The speakers were very knowledgeable about the craft and business of writing. Last year the major workshop presenter was Author and Writer’s Digest instructor James Scott Bell. This year it was Jessica Morrell, and again the instruction was first class. I also enjoyed several of the other presenters who introduced their topics from a different perspective. There was also New York Times Bestselling Author Steve Barry, who gave a speech after lunch on Saturday, followed by a short workshop on how to pace a novel. Not that I agreed with everything the speakers and instructors said. That is the thing about writing. There are so many practitioners of the art, and not all of them follow the same path, the same practice, to get to the holy grail of publication. Some will say that one must follow their path, their number of rewrites, and their manner of constructing a novel. One presenter said that he revised his novels 70 times before they were ready. Another said that she did five revisions, which seemed much more in line with others I have heard. As another organization I used to attend would say, take what you want and leave the rest.

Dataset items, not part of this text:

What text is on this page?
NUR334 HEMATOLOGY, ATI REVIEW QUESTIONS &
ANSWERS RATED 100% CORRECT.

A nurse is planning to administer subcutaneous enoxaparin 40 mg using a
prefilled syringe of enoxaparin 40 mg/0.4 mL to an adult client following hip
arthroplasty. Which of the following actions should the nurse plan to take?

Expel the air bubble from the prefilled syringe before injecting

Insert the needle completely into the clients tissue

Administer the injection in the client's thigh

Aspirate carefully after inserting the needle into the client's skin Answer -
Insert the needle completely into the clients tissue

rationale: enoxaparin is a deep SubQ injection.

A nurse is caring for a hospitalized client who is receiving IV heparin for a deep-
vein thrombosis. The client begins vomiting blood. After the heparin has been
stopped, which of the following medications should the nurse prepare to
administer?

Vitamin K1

But probably the best part of the conference was talking to other writers in the informal sessions that occur at meal times and breaks. Many of them probably didn’t understand much of what I was saying about fantasy and science fiction, and I’m know I didn’t always get where they were coming from in their writing projects. But there was still the connection that one writer has for another. The connection of one crazy person trying to put their heart and soul in their production and then place it before the public eye. And sometimes that public eye, especially when it belongs to the gatekeepers of the industry, is not always kind in its appraisal.
The best thing that I have received from both conferences is the realization that almost all writers go through the process of years of rejection before they actually “make it.” That was very important to this writer. You see, when I first started writing I made the acquaintance over the internet with two very talented writers who didn’t go through as much of the rejection process as most, if at all. Holly Lisle, though rejected many times in the media of short stories, sold her first fantasy novel to the first publisher she sent it to. Charles Sheffield sold the first short story he wrote to Jim Baen, then was asked to write a novel by Baen when he started his publishing company. So no matter that I read how many rejections Steven King or Jim Butcher went through, it seemed that the writers I actually knew seemed to slide into the industry so easily that my efforts looked pathetic. It is nice to meet actual people who have stories of years of struggle and rejection before they finally made it. It validates the effort and seeds the soul with hope that most anyone with some talent and the will to succeed can make it if they persevere long enough.
I look forward to next year’s conference, even though this one has just ended. A time of getting together with other bat shit crazy people and sharing our stories of perseverance, rejection and triumph. A time of sitting through an endless series of workshops that take the entire day and still don’t seem to be long enough. And the coffee, going into the body in huge quantities so the attendees can stay awake and catch all the gems thrown out by the presenters.
Kudos to the people who bring this thing off every year, the committees of the Tallahassee Writer’s Association. They are not paid for this, but they put their whole heart into the effort, and it can be seen in the end.